Au terme de ce panorama, une conclusion s’impose : l’immobilier au Portugal : un marché en pleine expansion grâce à la longévité n’est pas un simple effet d’aubaine démographique, mais une recomposition structurelle.

Le vieillissement de la population, conjugué à l’arrivée de retraités étrangers et à la transformation des modes de vie, agit comme un puissant révélateur des fragilités du système : sous-exploitation d’un parc abondant, inadéquation entre taille des logements et ménage type, marché locatif verrouillé, difficultés d’accession des jeunes. Dans le même temps, il ouvre des champs d’innovation et d’investissement considérables : résidences seniors, habitat collaboratif, réhabilitation du bâti ancien, villages services, adaptation des logements à l’autonomie déclinante.

Bon à savoir :

Le Portugal doit transformer le défi du vieillissement en opportunité inclusive, permettant aux seniors, portugais ou étrangers, de vieillir dignement dans des logements adaptés et abordables, sans compromettre l’accès au logement des jeunes ménages. Pour cela, il existe des outils comme la régulation de la location touristique, les incitations à remettre les logements vacants sur le marché, l’accélération des procédures de construction et un soutien ciblé à la rénovation.

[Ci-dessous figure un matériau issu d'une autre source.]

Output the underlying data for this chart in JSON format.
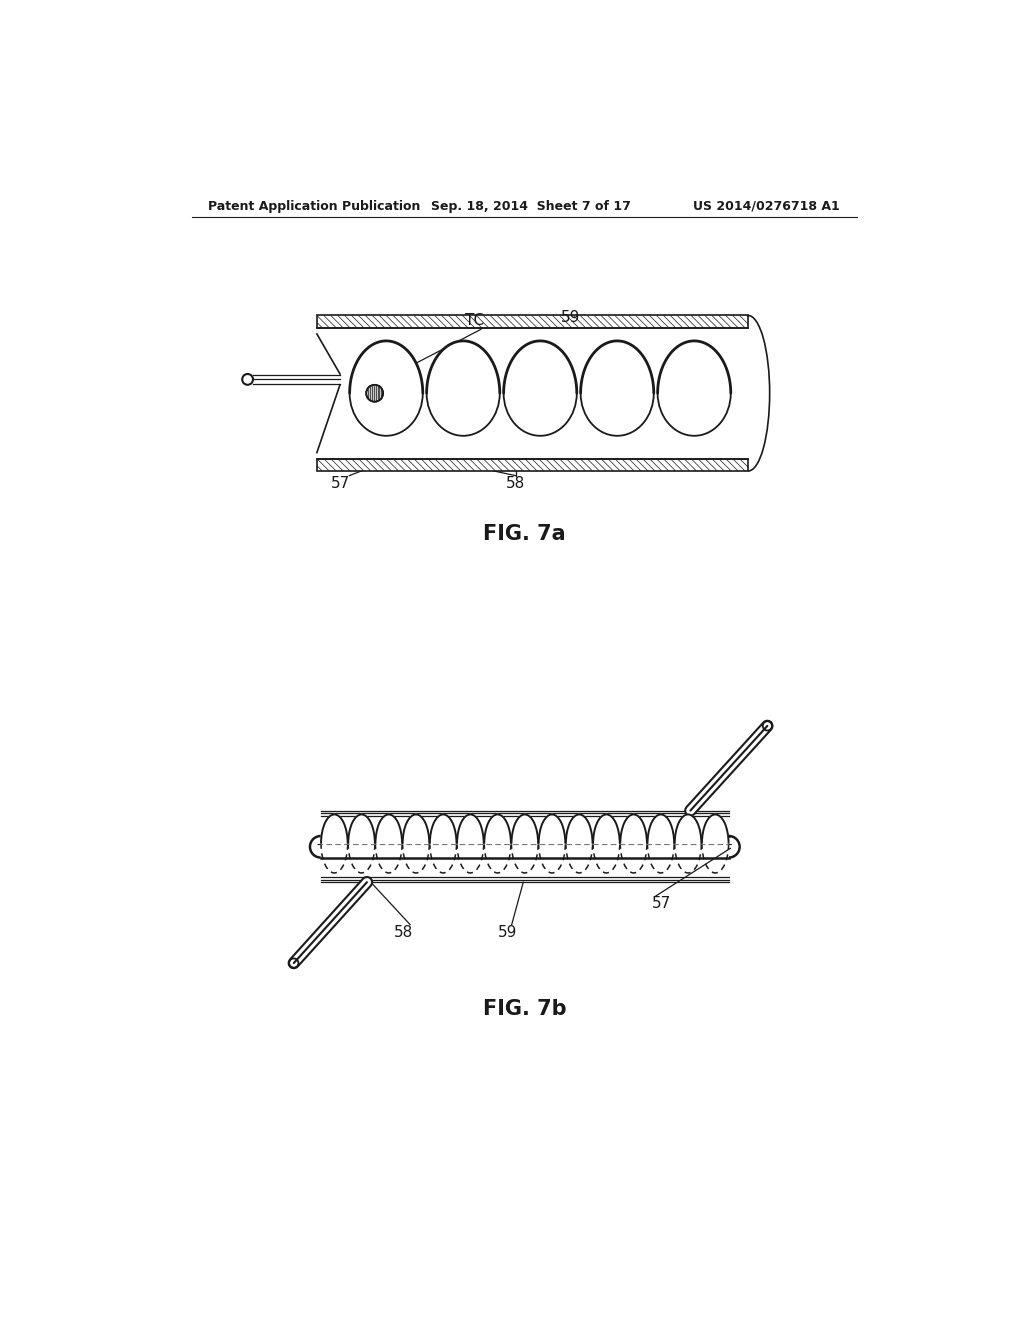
{
  "bg_color": "#ffffff",
  "line_color": "#1a1a1a",
  "header_text": "Patent Application Publication",
  "header_date": "Sep. 18, 2014  Sheet 7 of 17",
  "header_patent": "US 2014/0276718 A1",
  "fig7a_label": "FIG. 7a",
  "fig7b_label": "FIG. 7b"
}
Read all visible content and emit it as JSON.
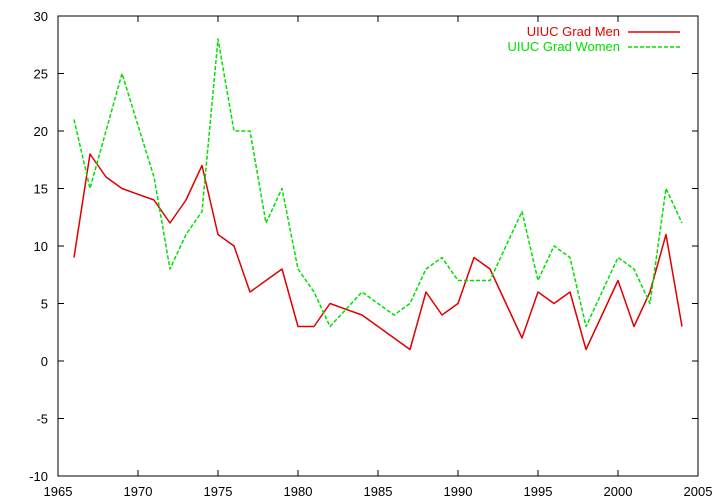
{
  "chart_data": {
    "type": "line",
    "title": "",
    "xlabel": "",
    "ylabel": "",
    "xlim": [
      1965,
      2005
    ],
    "ylim": [
      -10,
      30
    ],
    "xticks": [
      1965,
      1970,
      1975,
      1980,
      1985,
      1990,
      1995,
      2000,
      2005
    ],
    "yticks": [
      -10,
      -5,
      0,
      5,
      10,
      15,
      20,
      25,
      30
    ],
    "grid": false,
    "legend_position": "top-right",
    "series": [
      {
        "name": "UIUC Grad Men",
        "color": "#e00000",
        "style": "solid",
        "x": [
          1966,
          1967,
          1968,
          1969,
          1970,
          1971,
          1972,
          1973,
          1974,
          1975,
          1976,
          1977,
          1978,
          1979,
          1980,
          1981,
          1982,
          1983,
          1984,
          1985,
          1986,
          1987,
          1988,
          1989,
          1990,
          1991,
          1992,
          1993,
          1994,
          1995,
          1996,
          1997,
          1998,
          1999,
          2000,
          2001,
          2002,
          2003,
          2004
        ],
        "y": [
          9,
          18,
          16,
          15,
          14.5,
          14,
          12,
          14,
          17,
          11,
          10,
          6,
          7,
          8,
          3,
          3,
          5,
          4.5,
          4,
          3,
          2,
          1,
          6,
          4,
          5,
          9,
          8,
          5,
          2,
          6,
          5,
          6,
          1,
          4,
          7,
          3,
          6,
          11,
          3
        ]
      },
      {
        "name": "UIUC Grad Women",
        "color": "#00e000",
        "style": "dashed",
        "x": [
          1966,
          1967,
          1968,
          1969,
          1970,
          1971,
          1972,
          1973,
          1974,
          1975,
          1976,
          1977,
          1978,
          1979,
          1980,
          1981,
          1982,
          1983,
          1984,
          1985,
          1986,
          1987,
          1988,
          1989,
          1990,
          1991,
          1992,
          1993,
          1994,
          1995,
          1996,
          1997,
          1998,
          1999,
          2000,
          2001,
          2002,
          2003,
          2004
        ],
        "y": [
          21,
          15,
          20,
          25,
          20.5,
          16,
          8,
          11,
          13,
          28,
          20,
          20,
          12,
          15,
          8,
          6,
          3,
          4.5,
          6,
          5,
          4,
          5,
          8,
          9,
          7,
          7,
          7,
          10,
          13,
          7,
          10,
          9,
          3,
          6,
          9,
          8,
          5,
          15,
          12
        ]
      }
    ]
  }
}
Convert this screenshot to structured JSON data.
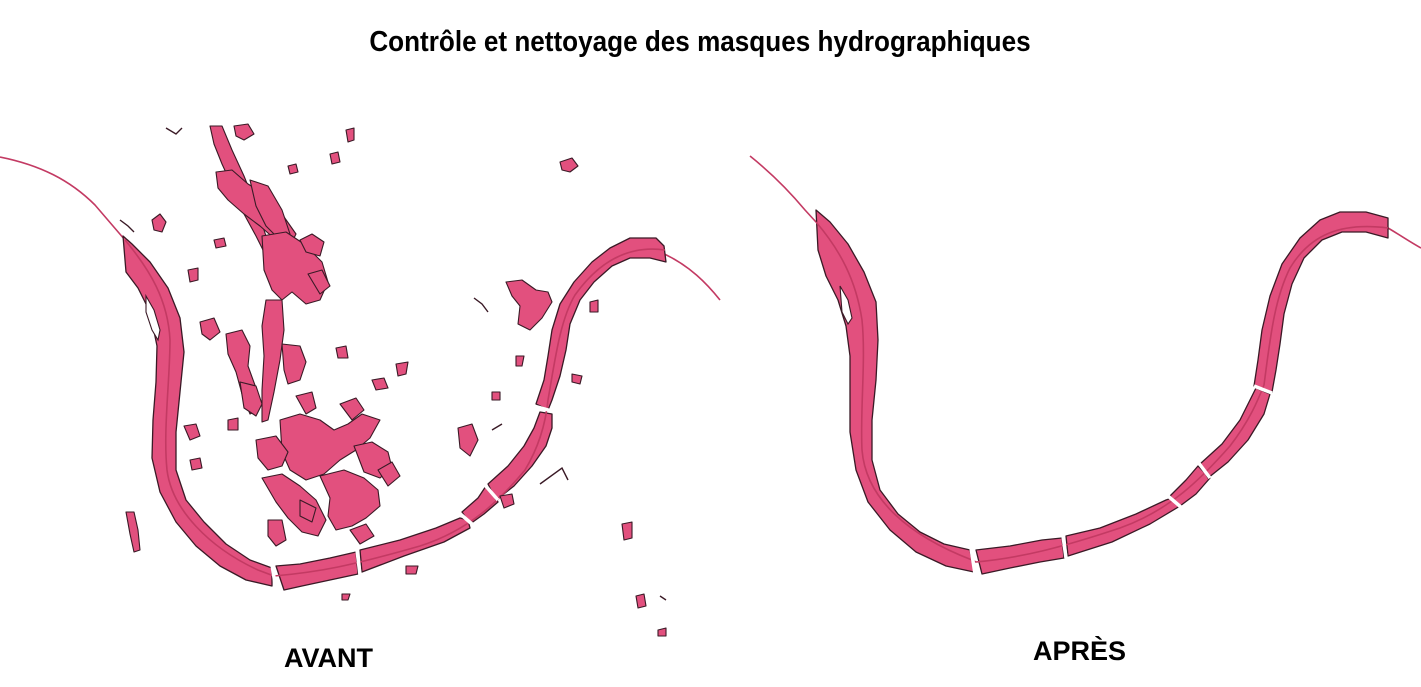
{
  "title": "Contrôle et nettoyage des masques hydrographiques",
  "panels": {
    "before": {
      "label": "AVANT"
    },
    "after": {
      "label": "APRÈS"
    }
  },
  "colors": {
    "water_fill": "#e2507e",
    "water_outline": "#3a1a26",
    "river_centerline": "#c33a63",
    "background": "#ffffff"
  }
}
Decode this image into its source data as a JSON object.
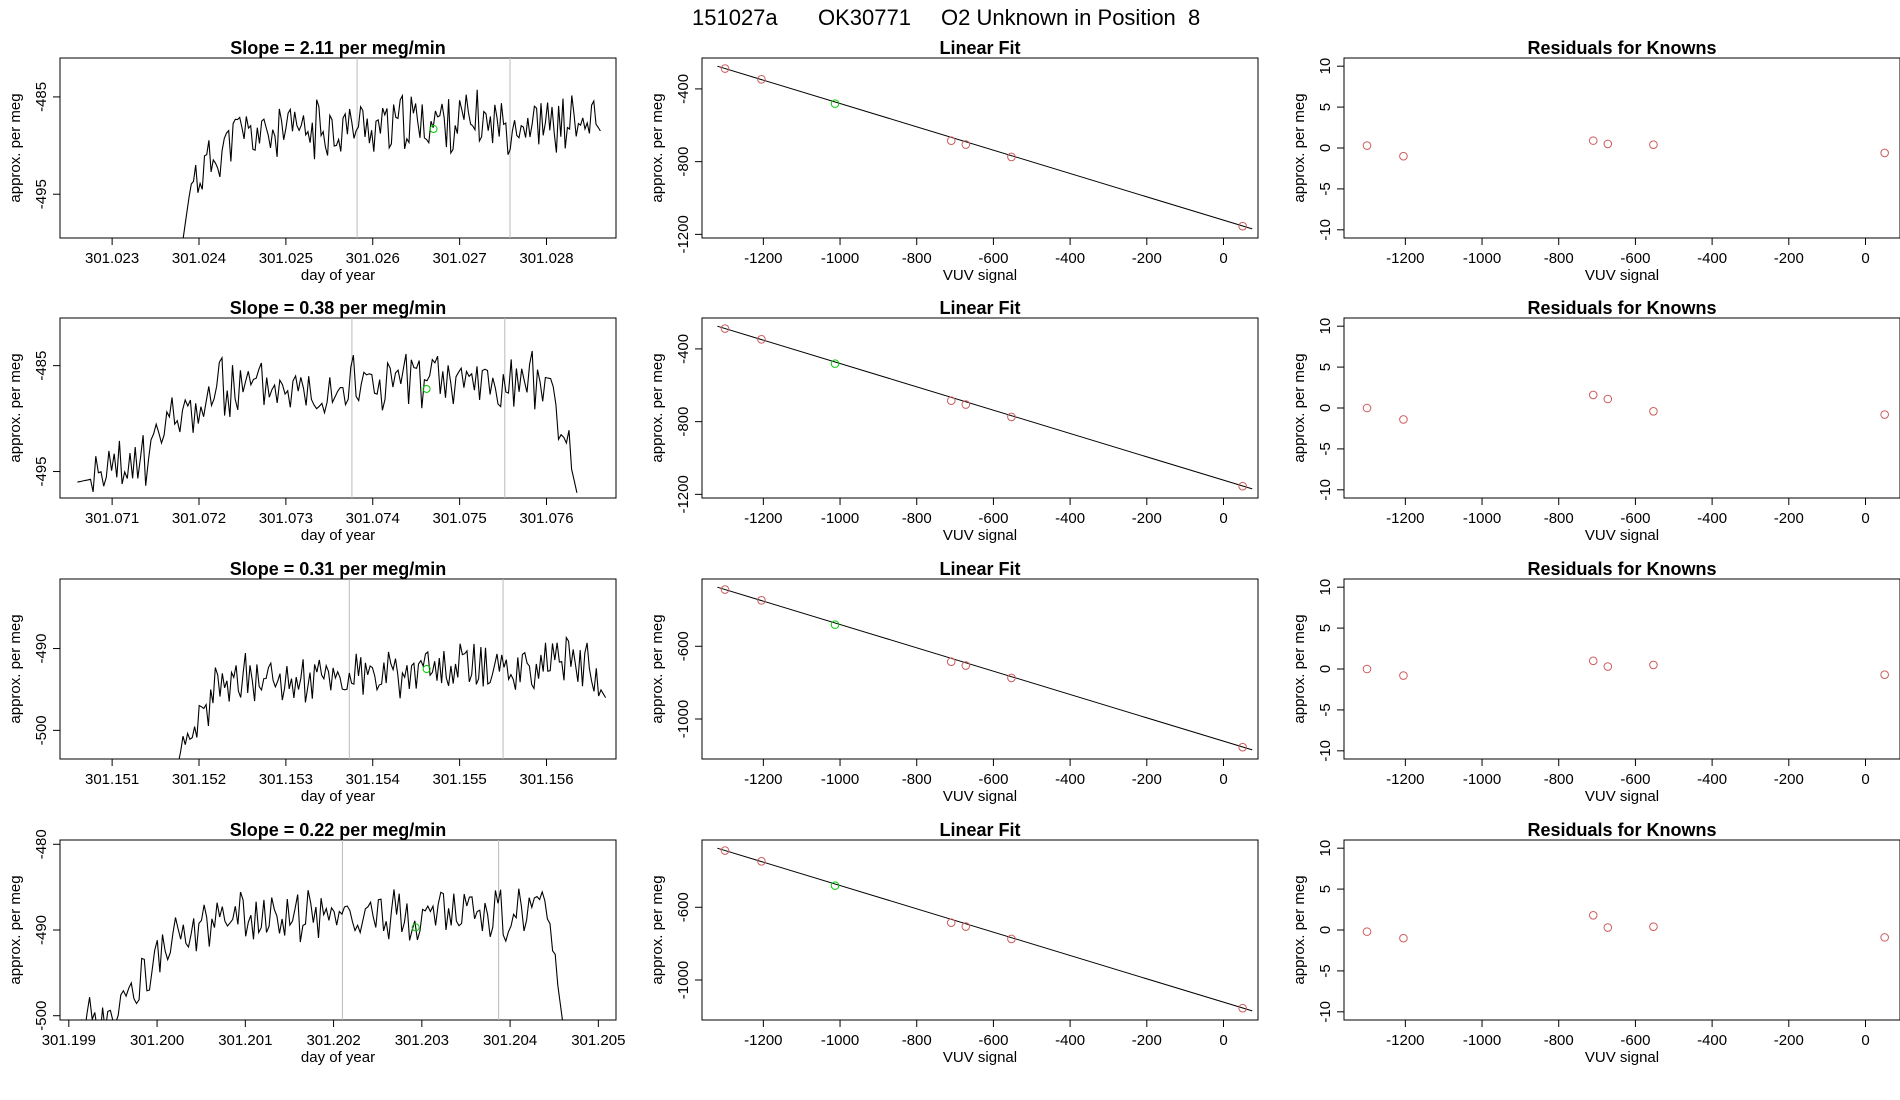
{
  "header": {
    "run_id": "151027a",
    "tank_id": "OK30771",
    "description": "O2 Unknown in Position  8"
  },
  "colors": {
    "line": "#000000",
    "known": "#cd5c5c",
    "unknown": "#00cc00",
    "vline": "#bbbbbb"
  },
  "chart_data": [
    {
      "type": "line",
      "title": "Slope =  2.11  per meg/min",
      "xlabel": "day of year",
      "ylabel": "approx. per meg",
      "xlim": [
        301.0224,
        301.0288
      ],
      "ylim": [
        -499.5,
        -481
      ],
      "xticks": [
        "301.023",
        "301.024",
        "301.025",
        "301.026",
        "301.027",
        "301.028"
      ],
      "yticks": [
        -485,
        -495
      ],
      "start": 301.02381,
      "end": 301.02862,
      "vlines": [
        301.02582,
        301.02758
      ],
      "unknown_point": {
        "x": 301.0267,
        "y": -488.3
      },
      "seed": 11,
      "profile": [
        [
          0,
          -500
        ],
        [
          0.02,
          -494
        ],
        [
          0.12,
          -489
        ],
        [
          0.6,
          -487.5
        ],
        [
          0.99,
          -487.8
        ],
        [
          1,
          -488.5
        ]
      ]
    },
    {
      "type": "scatter-line",
      "title": "Linear Fit",
      "xlabel": "VUV signal",
      "ylabel": "approx. per meg",
      "xlim": [
        -1360,
        90
      ],
      "ylim": [
        -1220,
        -230
      ],
      "xticks": [
        -1200,
        -1000,
        -800,
        -600,
        -400,
        -200,
        0
      ],
      "yticks": [
        -400,
        -800,
        -1200
      ],
      "known_x": [
        -1300,
        -1205,
        -710,
        -672,
        -553,
        50
      ],
      "known_y": [
        -288,
        -347,
        -685,
        -706,
        -774,
        -1155
      ],
      "unknown_x": -1013,
      "unknown_y": -481,
      "fit": [
        [
          -1320,
          -275
        ],
        [
          75,
          -1170
        ]
      ]
    },
    {
      "type": "scatter",
      "title": "Residuals for Knowns",
      "xlabel": "VUV signal",
      "ylabel": "approx. per meg",
      "xlim": [
        -1360,
        90
      ],
      "ylim": [
        -11,
        11
      ],
      "xticks": [
        -1200,
        -1000,
        -800,
        -600,
        -400,
        -200,
        0
      ],
      "yticks": [
        10,
        5,
        0,
        -5,
        -10
      ],
      "x": [
        -1300,
        -1205,
        -710,
        -672,
        -553,
        50
      ],
      "y": [
        0.3,
        -1.0,
        0.9,
        0.5,
        0.4,
        -0.6
      ]
    },
    {
      "type": "line",
      "title": "Slope =  0.38  per meg/min",
      "xlabel": "day of year",
      "ylabel": "approx. per meg",
      "xlim": [
        301.0704,
        301.0768
      ],
      "ylim": [
        -497.5,
        -480.5
      ],
      "xticks": [
        "301.071",
        "301.072",
        "301.073",
        "301.074",
        "301.075",
        "301.076"
      ],
      "yticks": [
        -485,
        -495
      ],
      "start": 301.0706,
      "end": 301.07635,
      "vlines": [
        301.07376,
        301.07552
      ],
      "unknown_point": {
        "x": 301.07462,
        "y": -487.2
      },
      "seed": 23,
      "profile": [
        [
          0,
          -496
        ],
        [
          0.1,
          -495
        ],
        [
          0.2,
          -490
        ],
        [
          0.3,
          -487
        ],
        [
          0.7,
          -486.5
        ],
        [
          0.95,
          -486.5
        ],
        [
          1,
          -497
        ]
      ]
    },
    {
      "type": "scatter-line",
      "title": "Linear Fit",
      "xlabel": "VUV signal",
      "ylabel": "approx. per meg",
      "xlim": [
        -1360,
        90
      ],
      "ylim": [
        -1220,
        -230
      ],
      "xticks": [
        -1200,
        -1000,
        -800,
        -600,
        -400,
        -200,
        0
      ],
      "yticks": [
        -400,
        -800,
        -1200
      ],
      "known_x": [
        -1300,
        -1205,
        -710,
        -672,
        -553,
        50
      ],
      "known_y": [
        -288,
        -347,
        -685,
        -706,
        -774,
        -1155
      ],
      "unknown_x": -1013,
      "unknown_y": -481,
      "fit": [
        [
          -1320,
          -275
        ],
        [
          75,
          -1170
        ]
      ]
    },
    {
      "type": "scatter",
      "title": "Residuals for Knowns",
      "xlabel": "VUV signal",
      "ylabel": "approx. per meg",
      "xlim": [
        -1360,
        90
      ],
      "ylim": [
        -11,
        11
      ],
      "xticks": [
        -1200,
        -1000,
        -800,
        -600,
        -400,
        -200,
        0
      ],
      "yticks": [
        10,
        5,
        0,
        -5,
        -10
      ],
      "x": [
        -1300,
        -1205,
        -710,
        -672,
        -553,
        50
      ],
      "y": [
        0.0,
        -1.4,
        1.6,
        1.1,
        -0.4,
        -0.8
      ]
    },
    {
      "type": "line",
      "title": "Slope =  0.31  per meg/min",
      "xlabel": "day of year",
      "ylabel": "approx. per meg",
      "xlim": [
        301.1504,
        301.1568
      ],
      "ylim": [
        -503.5,
        -481.5
      ],
      "xticks": [
        "301.151",
        "301.152",
        "301.153",
        "301.154",
        "301.155",
        "301.156"
      ],
      "yticks": [
        -490,
        -500
      ],
      "start": 301.15163,
      "end": 301.15668,
      "vlines": [
        301.15373,
        301.1555
      ],
      "unknown_point": {
        "x": 301.15462,
        "y": -492.5
      },
      "seed": 37,
      "profile": [
        [
          0,
          -505
        ],
        [
          0.05,
          -503
        ],
        [
          0.12,
          -494
        ],
        [
          0.5,
          -493
        ],
        [
          0.95,
          -491.5
        ],
        [
          1,
          -496
        ]
      ]
    },
    {
      "type": "scatter-line",
      "title": "Linear Fit",
      "xlabel": "VUV signal",
      "ylabel": "approx. per meg",
      "xlim": [
        -1360,
        90
      ],
      "ylim": [
        -1220,
        -230
      ],
      "xticks": [
        -1200,
        -1000,
        -800,
        -600,
        -400,
        -200,
        0
      ],
      "yticks": [
        -600,
        -1000
      ],
      "known_x": [
        -1300,
        -1205,
        -710,
        -672,
        -553,
        50
      ],
      "known_y": [
        -288,
        -347,
        -685,
        -706,
        -774,
        -1155
      ],
      "unknown_x": -1013,
      "unknown_y": -481,
      "fit": [
        [
          -1320,
          -275
        ],
        [
          75,
          -1170
        ]
      ]
    },
    {
      "type": "scatter",
      "title": "Residuals for Knowns",
      "xlabel": "VUV signal",
      "ylabel": "approx. per meg",
      "xlim": [
        -1360,
        90
      ],
      "ylim": [
        -11,
        11
      ],
      "xticks": [
        -1200,
        -1000,
        -800,
        -600,
        -400,
        -200,
        0
      ],
      "yticks": [
        10,
        5,
        0,
        -5,
        -10
      ],
      "x": [
        -1300,
        -1205,
        -710,
        -672,
        -553,
        50
      ],
      "y": [
        0.0,
        -0.8,
        1.0,
        0.3,
        0.5,
        -0.7
      ]
    },
    {
      "type": "line",
      "title": "Slope =  0.22  per meg/min",
      "xlabel": "day of year",
      "ylabel": "approx. per meg",
      "xlim": [
        301.1989,
        301.2052
      ],
      "ylim": [
        -500.5,
        -479.5
      ],
      "xticks": [
        "301.199",
        "301.200",
        "301.201",
        "301.202",
        "301.203",
        "301.204",
        "301.205"
      ],
      "yticks": [
        -480,
        -490,
        -500
      ],
      "start": 301.199,
      "end": 301.2046,
      "vlines": [
        301.2021,
        301.20387
      ],
      "unknown_point": {
        "x": 301.20293,
        "y": -489.7
      },
      "seed": 53,
      "profile": [
        [
          0,
          -501
        ],
        [
          0.1,
          -499
        ],
        [
          0.2,
          -492
        ],
        [
          0.3,
          -488.5
        ],
        [
          0.97,
          -488
        ],
        [
          1,
          -501
        ]
      ]
    },
    {
      "type": "scatter-line",
      "title": "Linear Fit",
      "xlabel": "VUV signal",
      "ylabel": "approx. per meg",
      "xlim": [
        -1360,
        90
      ],
      "ylim": [
        -1220,
        -230
      ],
      "xticks": [
        -1200,
        -1000,
        -800,
        -600,
        -400,
        -200,
        0
      ],
      "yticks": [
        -600,
        -1000
      ],
      "known_x": [
        -1300,
        -1205,
        -710,
        -672,
        -553,
        50
      ],
      "known_y": [
        -288,
        -347,
        -685,
        -706,
        -774,
        -1155
      ],
      "unknown_x": -1013,
      "unknown_y": -481,
      "fit": [
        [
          -1320,
          -275
        ],
        [
          75,
          -1170
        ]
      ]
    },
    {
      "type": "scatter",
      "title": "Residuals for Knowns",
      "xlabel": "VUV signal",
      "ylabel": "approx. per meg",
      "xlim": [
        -1360,
        90
      ],
      "ylim": [
        -11,
        11
      ],
      "xticks": [
        -1200,
        -1000,
        -800,
        -600,
        -400,
        -200,
        0
      ],
      "yticks": [
        10,
        5,
        0,
        -5,
        -10
      ],
      "x": [
        -1300,
        -1205,
        -710,
        -672,
        -553,
        50
      ],
      "y": [
        -0.2,
        -1.0,
        1.8,
        0.3,
        0.4,
        -0.9
      ]
    }
  ]
}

Reste à orchestrer l’ensemble dans un contexte où les prix ont déjà flambé et où la pression démographique – notamment migratoire – ne faiblit pas. Si la longévité est l’un des moteurs de l’expansion actuelle, elle pourrait également en être l’aiguille de boussole : un marché immobilier portugais durable sera, par définition, un marché qui sait offrir aux plus âgés, nombreux et divers, des réponses à la hauteur de leurs besoins.